On Wed, 2010-01-13 at 20:25 +0100, Galder Zamarreno wrote:
>
> On 01/13/2010 07:10 PM, Steve Ebersole wrote:
> >> For completion, getReturnedClass().getClassLoader() will always return
> >> null because SerializableType is initialised with java.io.Serializable
> >> as returned class, and it's classloader returns null (quite likely cos
> >> it's a system class?).
> >
http://java.sun.com/j2se/1.5.0/docs/api/java/lang/Class.html#getClassLoad...
> >
> > null generally indicates the loader is the "boot loader".
> >
> > The nullness itself is not an issue, the issue is the lack of
> > visibility.
> >
> >> So, getReturnedClass().getClassLoader() is not the answer here.
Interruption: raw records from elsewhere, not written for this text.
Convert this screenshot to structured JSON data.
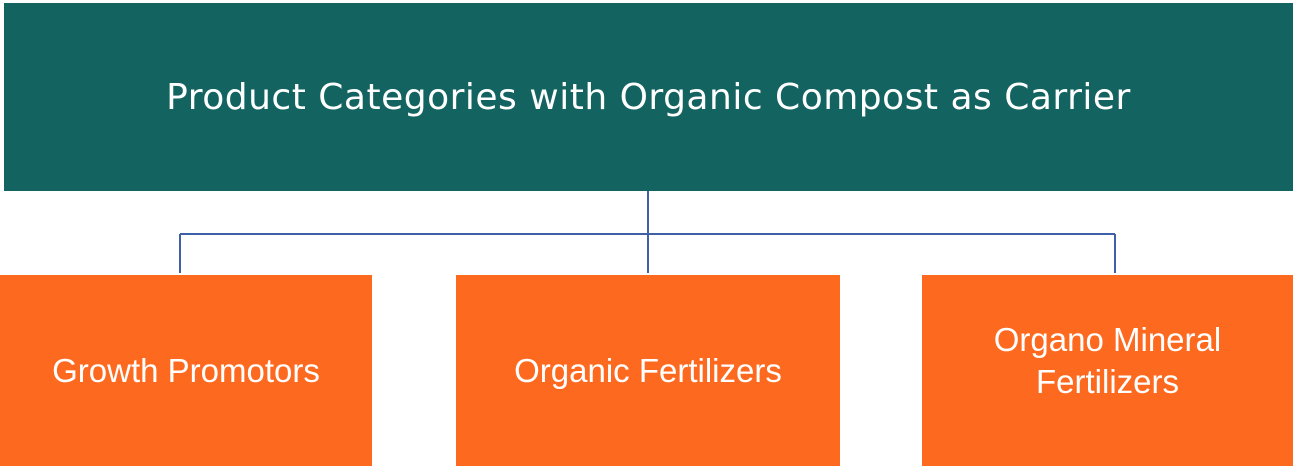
{
  "nodes": [
    {
      "label": "Product Categories with Organic Compost as Carrier"
    },
    {
      "label": "Growth Promotors"
    },
    {
      "label": "Organic Fertilizers"
    },
    {
      "label": "Organo Mineral\nFertilizers"
    }
  ]
}
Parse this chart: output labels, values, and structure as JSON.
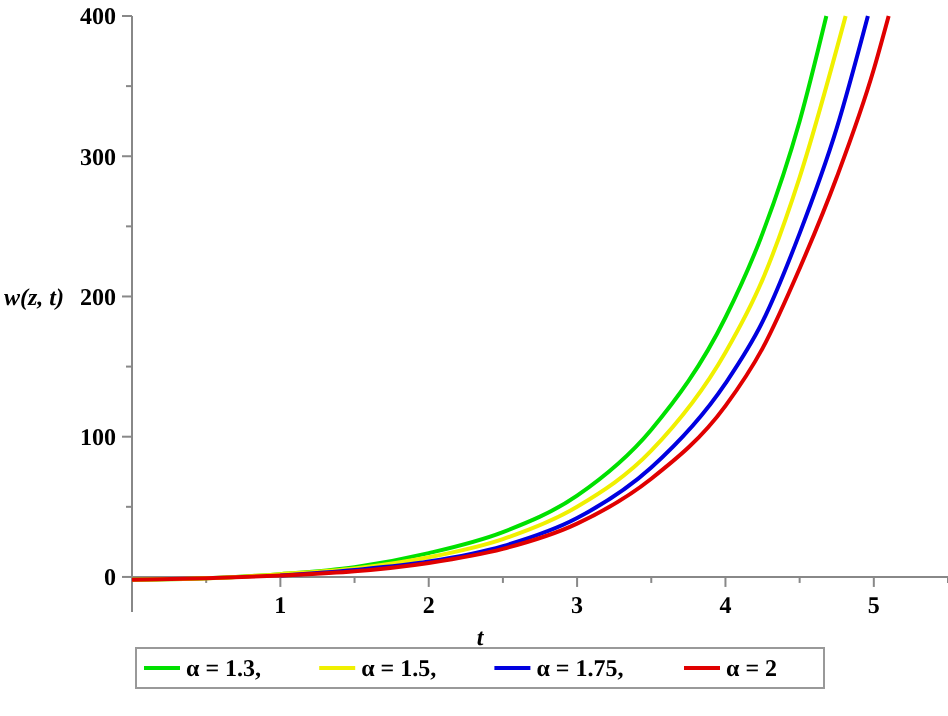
{
  "chart_data": {
    "type": "line",
    "xlabel": "t",
    "ylabel": "w(z, t)",
    "xlim": [
      0,
      5.5
    ],
    "ylim": [
      -25,
      400
    ],
    "xticks": [
      {
        "value": 0.5,
        "label": null
      },
      1,
      {
        "value": 1.5,
        "label": null
      },
      2,
      {
        "value": 2.5,
        "label": null
      },
      3,
      {
        "value": 3.5,
        "label": null
      },
      4,
      {
        "value": 4.5,
        "label": null
      },
      5,
      {
        "value": 5.5,
        "label": null
      }
    ],
    "yticks": [
      0,
      {
        "value": 50,
        "label": null
      },
      100,
      {
        "value": 150,
        "label": null
      },
      200,
      {
        "value": 250,
        "label": null
      },
      300,
      {
        "value": 350,
        "label": null
      },
      400
    ],
    "legend": "bottom",
    "grid": false,
    "line_style": "solid",
    "series": [
      {
        "name": "α = 1.3,",
        "color": "#00e000",
        "x": [
          0,
          0.5,
          1,
          1.5,
          2,
          2.5,
          3,
          3.5,
          4,
          4.25,
          4.5,
          4.68
        ],
        "values": [
          -2,
          -1,
          2,
          7,
          17,
          32,
          58,
          105,
          185,
          245,
          325,
          400
        ]
      },
      {
        "name": "α = 1.5,",
        "color": "#f0f000",
        "x": [
          0,
          0.5,
          1,
          1.5,
          2,
          2.5,
          3,
          3.5,
          4,
          4.25,
          4.5,
          4.81
        ],
        "values": [
          -2,
          -1,
          2,
          6,
          14,
          27,
          50,
          90,
          160,
          212,
          285,
          400
        ]
      },
      {
        "name": "α = 1.75,",
        "color": "#0000e0",
        "x": [
          1,
          1.5,
          2,
          2.5,
          3,
          3.5,
          4,
          4.25,
          4.5,
          4.75,
          4.96
        ],
        "values": [
          1,
          5,
          11,
          22,
          42,
          78,
          138,
          182,
          245,
          320,
          400
        ]
      },
      {
        "name": "α = 2",
        "color": "#e00000",
        "x": [
          0,
          0.5,
          1,
          1.5,
          2,
          2.5,
          3,
          3.5,
          4,
          4.25,
          4.5,
          4.75,
          5,
          5.1
        ],
        "values": [
          -2,
          -1,
          1,
          4,
          10,
          20,
          38,
          70,
          122,
          163,
          220,
          285,
          362,
          400
        ]
      }
    ]
  }
}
> > There is the only answer unfortunately. Really you'd want the Class of
> > the class implementing Serializable, but given how Hibernate's "type
> > system" works currently, that's not an option.
>
> If it's not an option, why don't u throw an error or exception?
>
> >
> >>
> >> Steve, from a chat earlier you indicated that you're not happy passing
> >> Thread.currentThread().getContextClassLoader() but I don't understand
> >> what issue do you have with this.
> > The main issue is that this relies on:
> > 1) when the call is made
> > 2) the classloader layout of the environment in which the call occurs.
> > OSGI comes to mind in which case there is actually no tccl afaik.
> >
> >> Finally, it might be worth understanding what, apart from query cache,
> >> is Hibernate's SerializationHelper used for. If it's only for
caching,
> >> you could maybe delegate serialization work to the cache providers?
> > Thats really a simple matter of a usage search in your IDE.